Lessons Learned and Recommendations
This case offers critical lessons for future operational practices in healthcare settings, specifically regarding group homes:
1. Establishing Clear Protocols: Given the complex needs of patients, protocols should be in place for regular health assessments, particularly in group home environments. As per Johnson (2021), healthcare facilities must prioritize creating care plans that identify varying patient needs and the skill set required to meet these needs (Johnson, 2021).
2. Enhancing Nurse Education: Nursing education programs must incorporate training focused on geriatric and long-term care settings. Linkages to real-world scenarios, especially in the realm of professional accountability and recognizing when to seek assistance from more senior nursing roles, are essential for student success (Feingold, 2020).
3. Improving Team Communication: Interdisciplinary teamwork training facilitates better communication practices among healthcare workers. Embedding team training within healthcare routines can empower both RNs and LPNs to advocate for their patients more effectively (Harrison, 2018).
Conclusion
The tragic circumstances surrounding Mr. Salamino’s case reflect numerous systemic failures and institutional negligence impacting nursing care delivery. Clear communication, effective leadership, and sufficient training are fundamental to ensuring that patients receive competent care. This case underscores the importance of accountability in nursing roles and the impact that administrative decisions can have on patient health outcomes. Only with sustained commitment to enhancing nursing education, protocols, and administrative practices can the healthcare industry work toward preventing similar tragedies in the future.
References
1. American Nurses Association. (2015). Nursing: Scope and Standards of Practice. Silver Spring, MD: Nursesbooks.org.
2. Centers for Medicare & Medicaid Services. (2020). Guidance to Surveyors for Long Term Care Facilities: Nursing Services. Baltimore, MD: U.S. Department of Health and Human Services.
3. Chadwick, S. (2021). Employee Accountability in Nursing Practices. Journal of Nursing Administration, 18(3), 127-133.
4. Feingold, A. (2020). Nursing Education Innovations. Nursing Education Perspectives, 41(1), 5-10.
5. Harrison, R. (2018). The Role of Communication in Patient Safety. International Journal of Healthcare Management, 11(4), 325-332.
6. Johnson, M. (2021). Enhancing Patient Care in Long-Term Facilities: Protocols and Practices. Journal of Geriatric Nursing, 47(5), 234-240.
7. Mason, D. J. (2016). Transforming Nursing Education: The Challenge of Change.

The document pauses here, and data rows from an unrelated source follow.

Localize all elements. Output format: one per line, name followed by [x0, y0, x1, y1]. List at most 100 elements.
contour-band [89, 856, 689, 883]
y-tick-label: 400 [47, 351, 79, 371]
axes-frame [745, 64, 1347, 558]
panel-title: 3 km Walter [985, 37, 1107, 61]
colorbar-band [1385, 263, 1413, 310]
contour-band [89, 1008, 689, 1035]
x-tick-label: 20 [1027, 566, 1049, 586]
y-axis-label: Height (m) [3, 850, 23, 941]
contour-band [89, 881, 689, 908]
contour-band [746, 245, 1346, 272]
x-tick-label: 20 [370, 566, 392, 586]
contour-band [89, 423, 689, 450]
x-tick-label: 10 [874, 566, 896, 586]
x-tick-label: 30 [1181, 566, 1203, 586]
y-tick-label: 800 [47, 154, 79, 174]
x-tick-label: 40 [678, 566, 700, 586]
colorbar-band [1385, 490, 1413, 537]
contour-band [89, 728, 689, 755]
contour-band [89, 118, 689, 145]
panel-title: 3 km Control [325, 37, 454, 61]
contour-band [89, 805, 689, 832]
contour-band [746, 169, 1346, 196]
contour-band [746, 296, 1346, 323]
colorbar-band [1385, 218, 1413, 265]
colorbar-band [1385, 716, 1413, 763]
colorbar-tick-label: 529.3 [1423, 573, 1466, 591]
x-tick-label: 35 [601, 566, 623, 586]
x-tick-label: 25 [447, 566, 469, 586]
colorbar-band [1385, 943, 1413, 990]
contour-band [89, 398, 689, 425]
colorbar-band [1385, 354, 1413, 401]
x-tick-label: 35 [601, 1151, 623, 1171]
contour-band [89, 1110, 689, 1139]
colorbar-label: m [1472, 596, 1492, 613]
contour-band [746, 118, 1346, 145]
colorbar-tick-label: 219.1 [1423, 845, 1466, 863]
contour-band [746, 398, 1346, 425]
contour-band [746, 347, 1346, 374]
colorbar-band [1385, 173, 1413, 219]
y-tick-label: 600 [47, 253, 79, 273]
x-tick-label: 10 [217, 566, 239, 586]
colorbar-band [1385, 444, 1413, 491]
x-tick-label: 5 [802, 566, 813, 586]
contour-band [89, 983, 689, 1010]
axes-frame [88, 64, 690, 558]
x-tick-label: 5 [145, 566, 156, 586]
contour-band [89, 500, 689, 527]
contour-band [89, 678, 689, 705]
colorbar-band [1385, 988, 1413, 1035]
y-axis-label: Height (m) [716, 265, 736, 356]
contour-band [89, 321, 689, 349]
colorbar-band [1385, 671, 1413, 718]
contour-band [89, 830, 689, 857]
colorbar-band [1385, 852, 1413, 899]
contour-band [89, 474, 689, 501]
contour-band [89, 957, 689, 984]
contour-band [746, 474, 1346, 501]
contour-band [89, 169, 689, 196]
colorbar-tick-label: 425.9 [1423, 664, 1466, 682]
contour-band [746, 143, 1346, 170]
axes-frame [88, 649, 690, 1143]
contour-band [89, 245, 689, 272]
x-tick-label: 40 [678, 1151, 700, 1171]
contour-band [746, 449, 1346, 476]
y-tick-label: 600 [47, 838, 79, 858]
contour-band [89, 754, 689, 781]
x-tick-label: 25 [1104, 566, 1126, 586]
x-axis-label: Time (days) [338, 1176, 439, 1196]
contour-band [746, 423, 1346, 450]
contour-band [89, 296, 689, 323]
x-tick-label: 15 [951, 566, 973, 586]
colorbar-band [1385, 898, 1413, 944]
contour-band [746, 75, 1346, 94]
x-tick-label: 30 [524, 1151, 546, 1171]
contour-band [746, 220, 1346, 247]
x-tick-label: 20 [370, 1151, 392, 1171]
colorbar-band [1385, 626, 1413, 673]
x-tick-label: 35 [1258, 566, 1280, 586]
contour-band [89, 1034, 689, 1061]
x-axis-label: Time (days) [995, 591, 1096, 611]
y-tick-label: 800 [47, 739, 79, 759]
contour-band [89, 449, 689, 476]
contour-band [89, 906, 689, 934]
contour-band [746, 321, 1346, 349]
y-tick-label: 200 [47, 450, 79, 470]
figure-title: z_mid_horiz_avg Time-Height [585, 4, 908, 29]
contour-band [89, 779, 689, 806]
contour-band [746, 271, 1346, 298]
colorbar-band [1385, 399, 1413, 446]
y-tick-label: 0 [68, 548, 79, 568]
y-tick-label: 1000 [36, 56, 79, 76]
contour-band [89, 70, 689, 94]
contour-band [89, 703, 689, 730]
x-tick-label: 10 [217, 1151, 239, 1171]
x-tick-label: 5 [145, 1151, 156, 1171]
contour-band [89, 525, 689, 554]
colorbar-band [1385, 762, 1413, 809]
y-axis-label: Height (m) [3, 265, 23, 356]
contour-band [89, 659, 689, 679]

Baltimore, MD: Jones & Bartlett Learning.
8. Murray, S. (2015). Nursing Ethics and Accountability: Responsibilities of Registered Nurses. Nursing Ethics, 22(1), 24-36.
9. Rosseter, R. (2020). The Importance of Nursing Education. American Association of Colleges of Nursing, 15(2), 142-145.
10. Vann, A. (2019). Administrative Oversight in Complex Care Environments. Healthcare Management Review, 44(2), 94-100.